The French President had earlier suggested that Finlandization could be a viable option for Ukraine if and when the Russia-Ukraine war ends
Finlandization refers to Finland’s policy of strict neutrality that it followed toward USSR and the West during the Cold War. The principle of neutrality was rooted in the Agreement of Friendship, Cooperation, and Mutual Assistance Treaty signed by Finland and the Soviet Union in April 1948.
Finlandization is a method by which a powerful country forces a smaller neighbouring country follow its foreign policy rules while allowing the smaller country to keep its independence and its own political system. The phrase means “to become like the country of Finland.” Finland and Russia share a long border. During the cold war, there was the USSR’s influence on Finland’s policies. The treaty shielded it from being attacked or incorporated into the USSR as the Baltic and eastern European states had been. It enabled Finland to pursue a path of democracy and capitalism while remaining neutral in the conflict between the great powers.
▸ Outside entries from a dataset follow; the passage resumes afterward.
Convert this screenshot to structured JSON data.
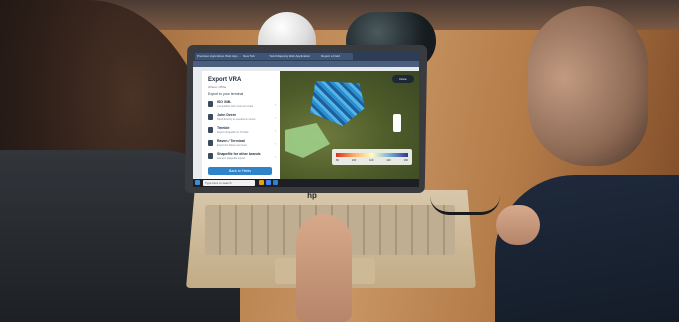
{
  "scene": {
    "description_labels": {
      "laptop_brand": "hp"
    }
  },
  "screen": {
    "tabs": [
      "Precision Agriculture Web App - ...",
      "New Tab",
      "Yield Mapping Web Application",
      "Report a Field"
    ],
    "panel": {
      "title": "Export VRA",
      "subtitle": "Wheat • 85ha",
      "section": "Export to your terminal",
      "options": [
        {
          "label": "ISO XML",
          "desc": "Compatible with most terminals"
        },
        {
          "label": "John Deere",
          "desc": "Send directly to operations center"
        },
        {
          "label": "Trimble",
          "desc": "Export shapefile for Trimble"
        },
        {
          "label": "Raven / Terminal",
          "desc": "Export for Raven terminal"
        },
        {
          "label": "Shapefile for other brands",
          "desc": "Generic shapefile export"
        }
      ],
      "back_button": "Back to Fields"
    },
    "map": {
      "button": "Done",
      "legend_values": [
        "80",
        "100",
        "120",
        "140",
        "160"
      ]
    },
    "taskbar": {
      "search_placeholder": "Type here to search"
    }
  },
  "colors": {
    "accent": "#2f83c9",
    "tabbar": "#2c3d55",
    "field_highlight": "#9fd08a"
  }
}
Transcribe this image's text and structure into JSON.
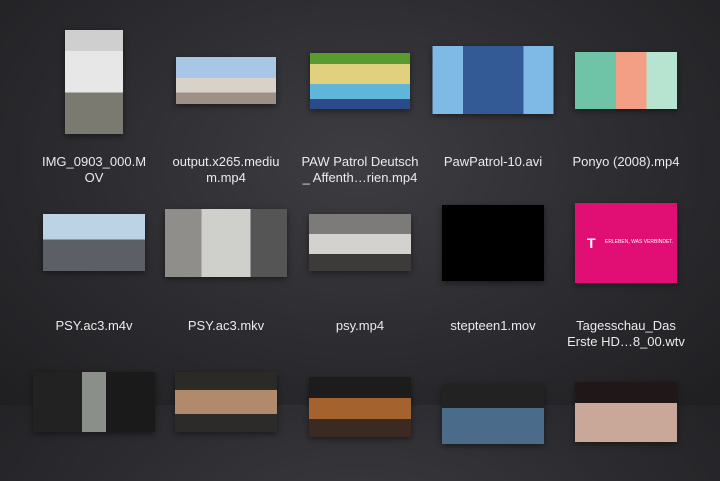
{
  "items": [
    {
      "label": "IMG_0903_000.M\nOV",
      "thumb": "screenshot-thumb"
    },
    {
      "label": "output.x265.mediu\nm.mp4",
      "thumb": "city-thumb"
    },
    {
      "label": "PAW Patrol Deutsch\n_ Affenth…rien.mp4",
      "thumb": "paw-patrol-game-thumb"
    },
    {
      "label": "PawPatrol-10.avi",
      "thumb": "paw-patrol-vehicle-thumb"
    },
    {
      "label": "Ponyo (2008).mp4",
      "thumb": "ponyo-thumb"
    },
    {
      "label": "PSY.ac3.m4v",
      "thumb": "psy-thumb"
    },
    {
      "label": "PSY.ac3.mkv",
      "thumb": "psy-dance-thumb"
    },
    {
      "label": "psy.mp4",
      "thumb": "psy-office-thumb"
    },
    {
      "label": "stepteen1.mov",
      "thumb": "black-thumb"
    },
    {
      "label": "Tagesschau_Das\nErste HD…8_00.wtv",
      "thumb": "telekom-thumb"
    },
    {
      "label": "",
      "thumb": "dark-street-thumb"
    },
    {
      "label": "",
      "thumb": "news-anchor-thumb"
    },
    {
      "label": "",
      "thumb": "stage-thumb"
    },
    {
      "label": "",
      "thumb": "blue-scene-thumb"
    },
    {
      "label": "",
      "thumb": "closeup-thumb"
    }
  ],
  "telekom": {
    "logo": "T",
    "text": "ERLEBEN, WAS VERBINDET."
  }
}
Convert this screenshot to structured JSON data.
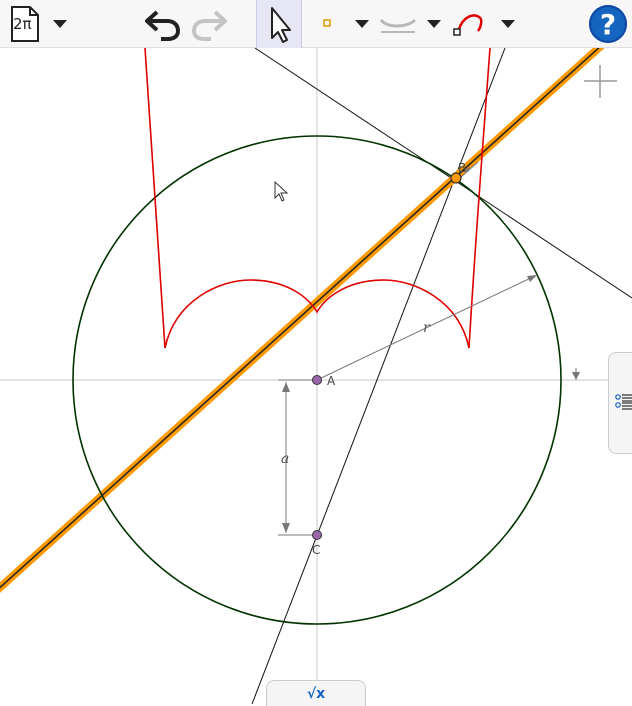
{
  "toolbar": {
    "menu_label": "2π",
    "help_label": "?"
  },
  "canvas": {
    "points": [
      {
        "label": "A"
      },
      {
        "label": "B"
      },
      {
        "label": "C"
      }
    ],
    "measurements": {
      "radius_label": "r",
      "distance_label": "a"
    }
  },
  "algebra_tab": {
    "symbol": "√x"
  },
  "colors": {
    "toolbar_bg": "#f7f7f7",
    "circle": "#003300",
    "locus_curve": "#e00000",
    "highlight_line": "#ff9900",
    "help_accent": "#1565c0",
    "point_fill": "#9966aa"
  }
}
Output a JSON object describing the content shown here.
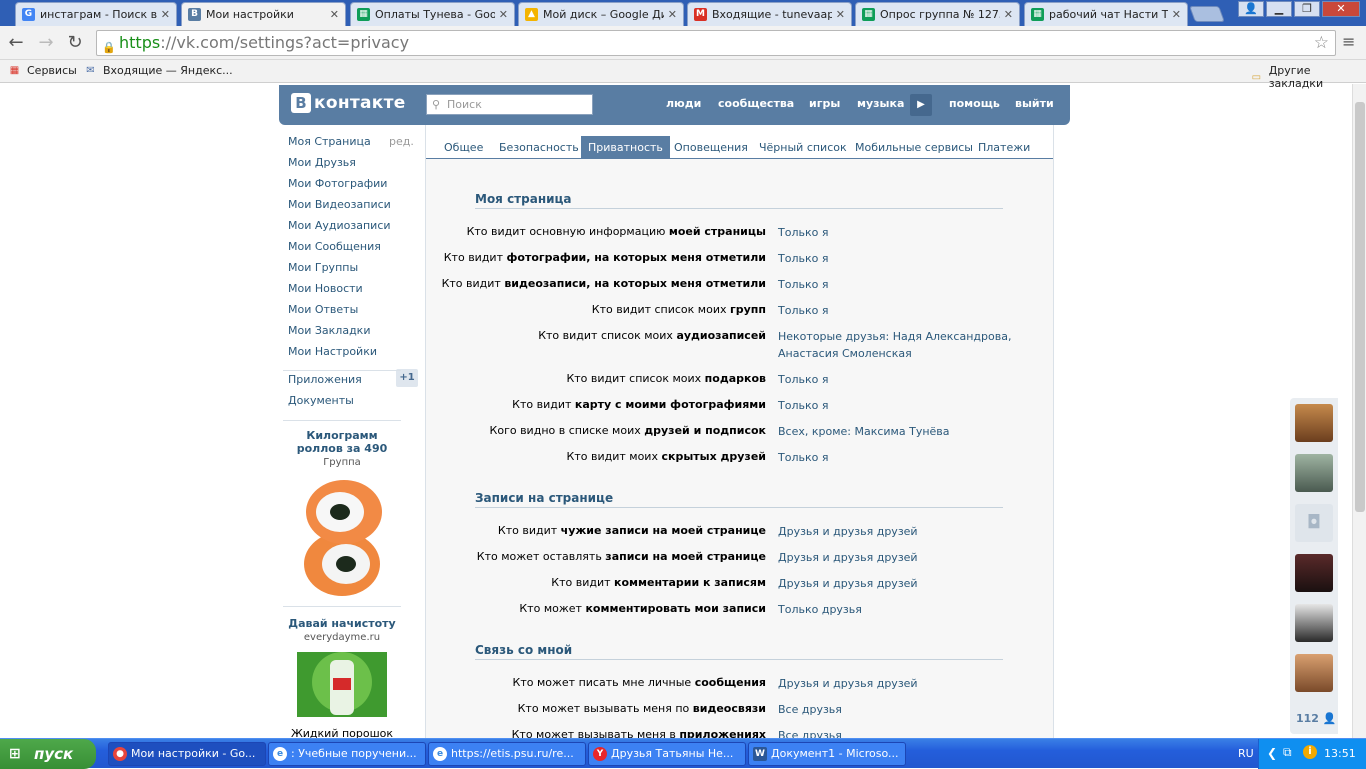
{
  "browser": {
    "tabs": [
      {
        "title": "инстаграм - Поиск в Go",
        "icon": "G",
        "color": "#4285f4"
      },
      {
        "title": "Мои настройки",
        "icon": "В",
        "color": "#597da3"
      },
      {
        "title": "Оплаты Тунева - Goog",
        "icon": "▦",
        "color": "#0f9d58"
      },
      {
        "title": "Мой диск – Google Дис",
        "icon": "▲",
        "color": "#f4b400"
      },
      {
        "title": "Входящие - tunevaap@",
        "icon": "M",
        "color": "#d93025"
      },
      {
        "title": "Опрос группа № 1275",
        "icon": "▦",
        "color": "#0f9d58"
      },
      {
        "title": "рабочий чат Насти Тун",
        "icon": "▦",
        "color": "#0f9d58"
      }
    ],
    "url_https": "https",
    "url_rest": "://vk.com/settings?act=privacy",
    "bookmarks": [
      {
        "label": "Сервисы"
      },
      {
        "label": "Входящие — Яндекс..."
      },
      {
        "label": "Другие закладки"
      }
    ]
  },
  "vk": {
    "logo_text": "контакте",
    "logo_letter": "В",
    "search_placeholder": "Поиск",
    "nav": [
      "люди",
      "сообщества",
      "игры",
      "музыка",
      "помощь",
      "выйти"
    ],
    "left_menu": [
      "Моя Страница",
      "Мои Друзья",
      "Мои Фотографии",
      "Мои Видеозаписи",
      "Мои Аудиозаписи",
      "Мои Сообщения",
      "Мои Группы",
      "Мои Новости",
      "Мои Ответы",
      "Мои Закладки",
      "Мои Настройки"
    ],
    "edit_label": "ред.",
    "apps_label": "Приложения",
    "apps_badge": "+1",
    "docs_label": "Документы",
    "ad1": {
      "title": "Килограмм роллов за 490",
      "sub": "Группа"
    },
    "ad2": {
      "title": "Давай начистоту",
      "sub": "everydayme.ru",
      "caption": "Жидкий порошок"
    },
    "settings_tabs": [
      "Общее",
      "Безопасность",
      "Приватность",
      "Оповещения",
      "Чёрный список",
      "Мобильные сервисы",
      "Платежи"
    ],
    "sections": [
      {
        "title": "Моя страница",
        "rows": [
          {
            "pre": "Кто видит основную информацию ",
            "bold": "моей страницы",
            "value": "Только я"
          },
          {
            "pre": "Кто видит ",
            "bold": "фотографии, на которых меня отметили",
            "value": "Только я"
          },
          {
            "pre": "Кто видит ",
            "bold": "видеозаписи, на которых меня отметили",
            "value": "Только я"
          },
          {
            "pre": "Кто видит список моих ",
            "bold": "групп",
            "value": "Только я"
          },
          {
            "pre": "Кто видит список моих ",
            "bold": "аудиозаписей",
            "value": "Некоторые друзья: Надя Александрова,",
            "value2": "Анастасия Смоленская"
          },
          {
            "pre": "Кто видит список моих ",
            "bold": "подарков",
            "value": "Только я"
          },
          {
            "pre": "Кто видит ",
            "bold": "карту с моими фотографиями",
            "value": "Только я"
          },
          {
            "pre": "Кого видно в списке моих ",
            "bold": "друзей и подписок",
            "value": "Всех, кроме: Максима Тунёва"
          },
          {
            "pre": "Кто видит моих ",
            "bold": "скрытых друзей",
            "value": "Только я"
          }
        ]
      },
      {
        "title": "Записи на странице",
        "rows": [
          {
            "pre": "Кто видит ",
            "bold": "чужие записи на моей странице",
            "value": "Друзья и друзья друзей"
          },
          {
            "pre": "Кто может оставлять ",
            "bold": "записи на моей странице",
            "value": "Друзья и друзья друзей"
          },
          {
            "pre": "Кто видит ",
            "bold": "комментарии к записям",
            "value": "Друзья и друзья друзей"
          },
          {
            "pre": "Кто может ",
            "bold": "комментировать мои записи",
            "value": "Только друзья"
          }
        ]
      },
      {
        "title": "Связь со мной",
        "rows": [
          {
            "pre": "Кто может писать мне личные ",
            "bold": "сообщения",
            "value": "Друзья и друзья друзей"
          },
          {
            "pre": "Кто может вызывать меня по ",
            "bold": "видеосвязи",
            "value": "Все друзья"
          },
          {
            "pre": "Кто может вызывать меня в ",
            "bold": "приложениях",
            "value": "Все друзья"
          }
        ]
      }
    ],
    "friends_count": "112"
  },
  "taskbar": {
    "start_label": "пуск",
    "buttons": [
      {
        "label": "Мои настройки - Go...",
        "icon": "●",
        "color": "#e8453c"
      },
      {
        "label": ": Учебные поручени...",
        "icon": "e",
        "color": "#3b8be0"
      },
      {
        "label": "https://etis.psu.ru/re...",
        "icon": "e",
        "color": "#3b8be0"
      },
      {
        "label": "Друзья Татьяны Не...",
        "icon": "Y",
        "color": "#e8262a"
      },
      {
        "label": "Документ1 - Microso...",
        "icon": "W",
        "color": "#2b5797"
      }
    ],
    "lang": "RU",
    "time": "13:51"
  }
}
The 1948 Treaty formed the basis of Finland-Russia relations until 1992, when Finland signed a new agreement with post-Soviet Russia.
Ukraine and Finlandization
Ukraine, a former Soviet republic, has shifted increasingly toward the West, both economically and politically, while resisting Russian influence.
In 2008, NATO said it planned eventually for Ukraine to join, a popular idea within the country. However, it has never actually applied for membership, and NATO officials say it would not happen any time soon. “Finlandization” would allow Moscow a heavy hand in Ukrainian affairs. It goes against what Ukraine has been striving for, joining NATO and the E.U.